Монтуа не обмолвился и полусловом о цели своего пребывания в Мехико. Зато другие судачили изрядно. Его службу в соборе не многие воспринимали всерьез. Гадали на маисовых зернах, так как никто толком ничего не ведал. Каких ему только ярлыков не навешивали: от секретной миссии роялистов142 по реставрации Бурбонов во Франции до сатанинских наветов, − некоторые его хромоту сопрягали с козлиной хромотой самого Князя Тьмы…

Падре Доминико не терзался слухами и не пытался разубеждать… Оставаясь непроницаемым, всегда тактичным, со снисходительной улыбкой, он лишь подливал масла в огонь, безропотно перебирая тонкими пальцами четки слоновой кости.

В душе он смеялся. Какие бесценные, на вес золота, сведения и знакомства питал его слух, собирала память. Из них по нитке, по кольцу плелась и ковалась стальная кольчуга для возрождения тайного братства иезуитов143.

Злая сплетня, разливавшаяся поначалу без берегов, вскоре опустила в бессилии руки, поневоле прикусив острый язык. Но не прошло и полгода, как, вконец приунывшая, она воспрянула духом: имя благочестивого падре Доминико вновь было на устах в богатых домах и все чаще затягивалось в узел с именем вице-короля. Об этом альянсе высокие особы предпочитали говорить намеками, приглушенно, с великой предосторожностью: не ровен час, угодишь в немилость…

Странный монах был приближен к Кальехе; чуть ли не вполовину сократились поставки в Мадрид; в гостиных и на балах всё реже вспоминали августейшее имя… и всё более поговаривали о независимости Мексики.

И пришел день, когда плечи хромоногого монаха украсила фиолетовая мантия архиепископа Новой Испании.

Кальеха шумно вздохнул. «Да, так всё и было». Они искали друг друга, и они нашли: проклятый Папой144 иезуит Монтуа и униженный королем герцог Кальеха.
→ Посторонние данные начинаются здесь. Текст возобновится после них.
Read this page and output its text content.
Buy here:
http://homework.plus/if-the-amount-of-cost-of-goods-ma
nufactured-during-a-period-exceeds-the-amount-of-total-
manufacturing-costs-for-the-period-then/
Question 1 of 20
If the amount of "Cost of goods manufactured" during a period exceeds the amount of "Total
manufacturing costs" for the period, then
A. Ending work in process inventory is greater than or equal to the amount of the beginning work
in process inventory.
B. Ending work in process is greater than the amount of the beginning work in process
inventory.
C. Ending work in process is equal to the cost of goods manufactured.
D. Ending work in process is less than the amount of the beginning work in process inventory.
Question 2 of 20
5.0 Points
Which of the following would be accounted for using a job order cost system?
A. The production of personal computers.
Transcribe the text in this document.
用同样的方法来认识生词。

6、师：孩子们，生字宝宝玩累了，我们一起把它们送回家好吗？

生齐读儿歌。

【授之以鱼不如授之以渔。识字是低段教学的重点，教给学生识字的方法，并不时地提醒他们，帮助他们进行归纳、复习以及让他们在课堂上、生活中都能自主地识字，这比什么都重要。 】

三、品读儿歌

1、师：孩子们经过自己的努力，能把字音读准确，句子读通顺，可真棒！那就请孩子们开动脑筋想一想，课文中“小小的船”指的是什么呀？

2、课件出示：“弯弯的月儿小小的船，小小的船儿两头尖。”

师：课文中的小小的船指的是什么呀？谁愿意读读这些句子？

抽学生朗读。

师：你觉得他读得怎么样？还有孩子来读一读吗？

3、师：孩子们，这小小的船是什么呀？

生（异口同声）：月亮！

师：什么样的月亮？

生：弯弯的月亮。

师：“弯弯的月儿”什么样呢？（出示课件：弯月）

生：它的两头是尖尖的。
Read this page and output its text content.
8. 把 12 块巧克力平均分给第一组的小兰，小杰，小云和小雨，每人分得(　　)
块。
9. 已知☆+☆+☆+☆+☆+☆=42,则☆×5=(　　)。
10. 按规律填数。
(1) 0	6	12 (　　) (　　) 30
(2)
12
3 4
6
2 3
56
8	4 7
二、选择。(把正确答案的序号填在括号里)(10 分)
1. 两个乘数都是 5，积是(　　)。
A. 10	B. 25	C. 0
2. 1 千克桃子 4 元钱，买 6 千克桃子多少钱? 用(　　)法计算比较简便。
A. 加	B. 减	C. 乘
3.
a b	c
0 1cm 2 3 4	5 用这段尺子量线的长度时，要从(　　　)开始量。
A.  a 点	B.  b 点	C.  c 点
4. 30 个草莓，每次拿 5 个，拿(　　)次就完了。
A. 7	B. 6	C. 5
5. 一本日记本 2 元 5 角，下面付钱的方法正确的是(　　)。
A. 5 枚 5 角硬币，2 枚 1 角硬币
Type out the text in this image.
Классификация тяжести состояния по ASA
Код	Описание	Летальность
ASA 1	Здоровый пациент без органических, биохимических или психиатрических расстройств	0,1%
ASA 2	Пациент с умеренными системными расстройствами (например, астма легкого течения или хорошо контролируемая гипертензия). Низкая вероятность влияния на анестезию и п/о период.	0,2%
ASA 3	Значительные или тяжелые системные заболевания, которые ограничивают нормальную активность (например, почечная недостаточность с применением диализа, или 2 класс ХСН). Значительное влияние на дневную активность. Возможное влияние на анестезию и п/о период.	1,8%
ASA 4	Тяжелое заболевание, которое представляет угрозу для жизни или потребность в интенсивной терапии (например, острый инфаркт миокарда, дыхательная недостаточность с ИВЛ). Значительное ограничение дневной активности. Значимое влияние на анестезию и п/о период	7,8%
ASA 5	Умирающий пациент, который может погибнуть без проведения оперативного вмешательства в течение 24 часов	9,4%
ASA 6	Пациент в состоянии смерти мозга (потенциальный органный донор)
Общий враг был намечен. И семена союза, замешенные в злой час на крови обид, вскоре проросли в могучее древо братства, имя которому − сговор.

Вице-король, мучительно шевеля седыми усами, с трудом отходил. Колокола в голове затихали. Шоколадно-курчавый паж, весь в серебре и пурпуре, осторожно омывал его голову.

− Легче, легче, щенок, − старик болезненно зевнул, подхватил с десертного столика кубок и шумно хлебнул остатки вина. Красное и терпкое, оно живительной прохладой разлилось по измученному телу. Выцветшие глаза затуманились. Облик пажа, отражавшийся в амальгамовом зеркале, расплылся и затрепетал мелкой рябью. Кальеха устало стряхнул последние капли из кубка на пол и отрешенно уставился в лазоревую высоту небес.

За открытым окном в робком шелесте парка слышалось грудное воркование голубей, да изредка где-то над крышей дворца вскрикивал ястреб. «Господи… вот я и прожил жизнь… Как? Зачем? Грешно иль праведно? Что скажу, стоя на пороге вечности?» − он не ответил себе… за окном было так покойно.